Setelah seminggu di rawat inap dokter memanggil
bapak dan ibu anak itu. “Tidak ada pilihan..” katanya yang mengusulkan agar
kedua tangan anak itu dipotong karena luka sudah
semakin parah. “Ia sudah bernanah, demi
menyelamatkan nyawanya kedua tangannya perlu
dipotong dari siku kebawah” kata dokter. Si ayah dan ibu bagaikan terkena halilintar
mendengar kata-kata itu. Terasa dunia berhenti
berputar, tapi apa yg dapat dikatakan. Si ibu meraung
merangkul si anak. Dengan berat hati dan lelehan air
mata isterinya, si ayah terketar-ketar
menandatangani surat persetujuan pembedahan. Keluar dari bilik pembedahan, selepas obat bius yang
suntikkan habis, si anak menangis kesakitan. Dia juga heran2 melihat kedua tangannya berbalut kasa putih.
Ditatapnya muka ayah dan ibunya kemudian ke
wajah pembantu rumah. Dia mengerutkan dahi melihat mereka semua
menangis. Dalam siksaan menahan sakit, si anak
bersuara dalam linangan air mata. “Ayah.. Ibu… Ita
tidak akan melakukannya lagi. Ita tak mau ayah
pukul. Ita tak mau jahat. Ita sayang ayah.. sayang ibu”
katanya berulang kali membuat sang ibu tak kuasa menahan rasa sedihnya. “Ita juga sayang Kak Narti..”

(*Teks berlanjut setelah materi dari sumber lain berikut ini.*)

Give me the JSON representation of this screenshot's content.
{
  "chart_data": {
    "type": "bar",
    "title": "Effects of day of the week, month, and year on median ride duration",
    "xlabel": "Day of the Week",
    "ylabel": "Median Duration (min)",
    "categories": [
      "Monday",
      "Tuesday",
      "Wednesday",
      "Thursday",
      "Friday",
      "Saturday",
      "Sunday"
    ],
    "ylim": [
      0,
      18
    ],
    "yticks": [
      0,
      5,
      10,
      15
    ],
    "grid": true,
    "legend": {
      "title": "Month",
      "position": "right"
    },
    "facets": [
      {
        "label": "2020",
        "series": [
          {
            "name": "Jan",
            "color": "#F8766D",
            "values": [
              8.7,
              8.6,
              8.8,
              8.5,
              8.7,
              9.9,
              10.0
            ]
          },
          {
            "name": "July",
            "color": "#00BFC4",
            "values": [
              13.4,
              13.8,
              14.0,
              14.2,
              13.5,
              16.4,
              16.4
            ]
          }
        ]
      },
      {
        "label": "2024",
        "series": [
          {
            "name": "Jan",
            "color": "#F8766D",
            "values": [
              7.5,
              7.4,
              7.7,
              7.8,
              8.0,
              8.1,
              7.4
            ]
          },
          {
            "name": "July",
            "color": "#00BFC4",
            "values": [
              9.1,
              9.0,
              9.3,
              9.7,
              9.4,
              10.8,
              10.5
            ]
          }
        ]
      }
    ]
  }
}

katanya memandang wajah pembantu rumah,
sekaligus membuatkan gadis dari Surabaya itu
meraung histeris. “Ayah.. kembalikan tangan Ita. Untuk apa diambil.. Ita
janji tdk akan mengulanginya lagi!Bagaimana caranya
Ita mau makan nanti? Bagaimana Ita mau bermain
nanti? Ita janji tdk akan mencoret2 mobil lagi,”
katanya berulang-ulang. Serasa copot jantung si ibu mendengar kata-kata
anaknya. Meraung2 dia sekuat hati namun takdir
yang sudah terjadi, tiada manusia dapat menahannya.